11 Jan 2023
By Stuart Patrick, Chief Executive of Glasgow Chamber of Commerce
If my own last minute Christmas shopping experiences were anything to go by then I could be forgiven for expecting the data for Glasgow City Centre covering the festive period to be a cause for celebration for everyone interested in seeing our city centre recover after nearly three years of disruption. In the last two shopping days before Christmas Day, I found myself negotiating a packed subway, busy streets and payment desk queues in the shops I picked for last minute presents.
However, we are now beginning to see the December figures on the City Centre dashboard and the picture is sadly more complex. The first detailed report is on footfall and the top-line statistics show that for the full month of December the city centre was still 18 per cent below the pre-Covid December 2019 performance. That translates into 814,000 pairs of feet that have not yet returned since the pandemic struck and is broadly in line with figures we have seen for the past six months.
The busiest Saturday was right at the start of the month on 3 December, with 215,000 people counted in the City. Of course, that weekend was before national train strikes disrupted both the run up to Christmas and the Christmas break itself. The mid-December strikes ran between the 13th and 17th and the data shows that footfall dropped in that week by 112,000 compared to the week before. We estimate that each day’s strike action stops between 25,000 and 30,000 people coming into the centre. The Chamber went ahead with its Christmas reception during that week and, sure enough, half the members originally intending to come had to cancel.
Had the train strikes not occurred, we would almost certainly have seen the city centre getting closer to its normal bustling self but it would still be falling short. Workers are not returning to the office at anything like pre-pandemic rates. On the average weekday lunchtime, footfall is still reaching just 70 per cent of December 2019 levels and that tells us 1,000s of office workers are still at home.

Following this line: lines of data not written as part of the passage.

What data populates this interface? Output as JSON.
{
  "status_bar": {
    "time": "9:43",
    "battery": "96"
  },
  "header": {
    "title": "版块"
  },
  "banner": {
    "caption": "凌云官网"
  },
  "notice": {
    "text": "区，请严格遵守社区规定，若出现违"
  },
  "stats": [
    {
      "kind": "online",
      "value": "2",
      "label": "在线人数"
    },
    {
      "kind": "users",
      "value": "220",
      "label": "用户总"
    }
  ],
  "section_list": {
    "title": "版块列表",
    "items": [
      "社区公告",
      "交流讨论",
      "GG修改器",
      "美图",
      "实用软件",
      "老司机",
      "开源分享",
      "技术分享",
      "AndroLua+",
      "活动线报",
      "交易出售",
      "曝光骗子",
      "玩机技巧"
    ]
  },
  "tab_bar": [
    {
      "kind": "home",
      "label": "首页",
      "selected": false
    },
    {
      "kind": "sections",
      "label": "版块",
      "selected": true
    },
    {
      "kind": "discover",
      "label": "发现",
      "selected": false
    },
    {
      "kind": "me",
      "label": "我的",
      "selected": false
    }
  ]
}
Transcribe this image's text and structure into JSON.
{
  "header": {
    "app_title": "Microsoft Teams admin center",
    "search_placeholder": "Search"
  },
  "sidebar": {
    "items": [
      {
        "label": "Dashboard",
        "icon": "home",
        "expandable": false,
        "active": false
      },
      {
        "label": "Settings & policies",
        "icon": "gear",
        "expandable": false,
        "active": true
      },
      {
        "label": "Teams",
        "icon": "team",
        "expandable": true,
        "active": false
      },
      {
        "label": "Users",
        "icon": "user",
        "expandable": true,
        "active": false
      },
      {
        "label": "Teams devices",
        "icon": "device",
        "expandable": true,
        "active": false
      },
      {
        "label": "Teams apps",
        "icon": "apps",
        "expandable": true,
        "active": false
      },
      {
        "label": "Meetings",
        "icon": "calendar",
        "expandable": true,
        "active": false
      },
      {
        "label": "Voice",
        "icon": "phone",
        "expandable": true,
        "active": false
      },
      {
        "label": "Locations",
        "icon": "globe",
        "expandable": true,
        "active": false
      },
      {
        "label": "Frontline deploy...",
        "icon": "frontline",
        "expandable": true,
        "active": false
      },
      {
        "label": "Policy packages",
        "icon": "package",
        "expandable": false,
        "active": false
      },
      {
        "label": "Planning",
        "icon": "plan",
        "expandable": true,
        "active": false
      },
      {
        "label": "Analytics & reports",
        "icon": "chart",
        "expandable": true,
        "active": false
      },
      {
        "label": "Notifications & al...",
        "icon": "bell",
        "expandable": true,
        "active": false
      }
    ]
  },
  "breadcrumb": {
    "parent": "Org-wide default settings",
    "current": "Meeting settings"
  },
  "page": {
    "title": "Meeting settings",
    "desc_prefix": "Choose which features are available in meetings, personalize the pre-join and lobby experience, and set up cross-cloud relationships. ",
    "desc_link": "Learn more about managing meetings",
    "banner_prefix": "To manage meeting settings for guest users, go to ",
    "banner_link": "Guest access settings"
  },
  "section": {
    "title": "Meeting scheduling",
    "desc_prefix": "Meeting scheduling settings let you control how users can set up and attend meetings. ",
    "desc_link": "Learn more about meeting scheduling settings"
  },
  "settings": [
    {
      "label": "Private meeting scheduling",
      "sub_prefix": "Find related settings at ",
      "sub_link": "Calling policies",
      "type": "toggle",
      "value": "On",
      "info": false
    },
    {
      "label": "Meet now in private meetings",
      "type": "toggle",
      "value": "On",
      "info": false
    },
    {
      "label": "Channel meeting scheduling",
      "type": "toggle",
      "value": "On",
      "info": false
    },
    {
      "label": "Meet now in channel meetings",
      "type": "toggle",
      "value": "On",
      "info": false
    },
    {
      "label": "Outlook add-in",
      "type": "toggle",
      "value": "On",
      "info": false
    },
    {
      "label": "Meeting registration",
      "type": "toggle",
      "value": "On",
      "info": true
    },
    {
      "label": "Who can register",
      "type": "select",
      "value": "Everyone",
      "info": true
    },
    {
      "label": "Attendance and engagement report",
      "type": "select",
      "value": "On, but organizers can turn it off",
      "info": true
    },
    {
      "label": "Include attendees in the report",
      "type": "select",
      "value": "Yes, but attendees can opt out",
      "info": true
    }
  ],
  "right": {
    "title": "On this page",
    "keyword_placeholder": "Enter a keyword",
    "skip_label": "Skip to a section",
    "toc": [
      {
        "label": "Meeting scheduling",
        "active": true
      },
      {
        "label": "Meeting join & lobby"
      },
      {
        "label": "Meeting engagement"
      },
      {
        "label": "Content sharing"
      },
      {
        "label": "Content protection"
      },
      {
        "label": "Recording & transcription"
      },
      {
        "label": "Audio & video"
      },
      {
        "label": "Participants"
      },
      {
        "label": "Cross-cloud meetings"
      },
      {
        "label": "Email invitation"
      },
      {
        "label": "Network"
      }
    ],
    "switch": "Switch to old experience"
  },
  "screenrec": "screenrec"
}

Perhaps the most startling regular report we see is from a property consulting company, which uses a sample of office buildings across the UK in the 10 major cities to track office occupancy. Glasgow’s performance is the lowest of all and roughly half the national average. Given the UK’s performance is itself an outlier internationally it would be worth the effort investigating why Glasgow is so out of line. Sustained evidence on the impact of home working on both individual company and wider city productivity is also needed at the very least to settle jangled business nerves that we may be in the midst of a massive productivity experiment that could yet go either way.
In complete contrast, the footfall figures for the night-time economy have been well ahead of 2019 comparisons. The December total was 122% of 2019 despite the train strikes. This has been the story throughout this year’s recovery process. It has been the hospitality industry that has led the way with Glaswegians increasingly using their city centre to socialise rather than to work.
However, there may yet be good news to come. Footfall tells us only how many people are using the centre. It does not tell us how much they are spending and on what. We will soon get credit card data from Beauclair telling us whether shops saw a fuller recovery in sales than the day-time footfall suggests and whether that extra night-time footfall turned into hospitality business.
Some of the Chamber’s anecdotal member feedback sounds positive and we must hope that turns into a widely shared real result because the new year challenges are significant. The early months are never easy for retail and hospitality. Public transport disruption, cost pressure from wages and supplies, reducing government support for heavily inflated energy prices and the cost-of-living pressure on consumer demand are all lining up to make it incredibly difficult for the businesses that provide so much of our city’s vitality.